Workplace Violence and Bullying at Work

Workplace Violence and Bullying at Work Overview

Bullies tend to be older than their victims. This may simply be because managers tend to be older than their subordinates. A source of power may however be yielded due to age, with victims allowing the older person to go unchallenged. Fewer women than men tend to bully, which may be because there are more men in the workforce and they therefore hold more managerial positions.

Power is the important factor in the bully-victim relationship and not gender. Equal numbers of men and women are bullied but more research needs to be done to see exactly who bullies whom. (Rayner, et al., 2002).

According to the American Psychological Association, only 4 percent of bullies have personality disorders or antisocial tendencies.

The average bully is therefore not in need of rehabilitation per se. The rules need to be changed to prevent bullying in the first place, and if it does occur it needs to be punished accordingly. (Namie, 2003).

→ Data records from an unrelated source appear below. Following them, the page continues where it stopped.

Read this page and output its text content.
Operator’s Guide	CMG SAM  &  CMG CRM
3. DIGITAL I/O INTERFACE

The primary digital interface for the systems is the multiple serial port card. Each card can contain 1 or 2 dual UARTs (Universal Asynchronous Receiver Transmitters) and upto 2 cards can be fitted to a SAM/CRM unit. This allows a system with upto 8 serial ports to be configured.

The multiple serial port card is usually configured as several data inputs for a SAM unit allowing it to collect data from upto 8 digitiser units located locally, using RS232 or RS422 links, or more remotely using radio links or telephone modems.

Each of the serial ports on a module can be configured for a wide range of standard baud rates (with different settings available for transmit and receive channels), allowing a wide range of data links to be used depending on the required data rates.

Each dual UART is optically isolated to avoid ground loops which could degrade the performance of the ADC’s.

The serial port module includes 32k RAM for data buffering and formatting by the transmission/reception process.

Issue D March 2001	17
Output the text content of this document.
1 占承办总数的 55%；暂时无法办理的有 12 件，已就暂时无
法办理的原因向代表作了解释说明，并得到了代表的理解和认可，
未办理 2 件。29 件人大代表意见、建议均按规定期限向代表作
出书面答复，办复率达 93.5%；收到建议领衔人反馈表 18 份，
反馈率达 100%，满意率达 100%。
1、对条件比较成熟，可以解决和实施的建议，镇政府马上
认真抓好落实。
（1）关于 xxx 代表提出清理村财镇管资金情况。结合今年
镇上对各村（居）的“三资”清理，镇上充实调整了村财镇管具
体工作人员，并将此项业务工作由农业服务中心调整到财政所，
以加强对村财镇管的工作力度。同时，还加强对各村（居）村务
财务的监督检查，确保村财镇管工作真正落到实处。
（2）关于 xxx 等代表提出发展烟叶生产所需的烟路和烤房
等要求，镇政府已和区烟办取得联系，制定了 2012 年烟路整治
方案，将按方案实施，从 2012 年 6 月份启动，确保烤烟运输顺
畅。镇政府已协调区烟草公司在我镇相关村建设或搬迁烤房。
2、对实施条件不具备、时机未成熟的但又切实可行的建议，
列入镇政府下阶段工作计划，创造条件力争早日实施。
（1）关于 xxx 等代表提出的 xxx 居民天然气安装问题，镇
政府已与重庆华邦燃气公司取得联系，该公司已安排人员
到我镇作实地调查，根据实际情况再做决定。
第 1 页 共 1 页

Namie and colleagues place bullies into four categories. The Screaming Mimi is the bully who comes the closest to acting violent and is therefore feared most by employers. This person publicly humiliates his or her victims and is feared; the stereotypical bully. The Gatekeeper exerts great effort to ensure that others fail, as then they can complain about their performance.

The Constant Critic may publicly call people names but prefers to belittle them behind closed doors. In order to hide his or her own flaws, this bully obsesses about others real or imagined inadequacies. The Two-headed Snake spreads rumors, turning others against their victim while improving their own self-image. (Namie, 2003).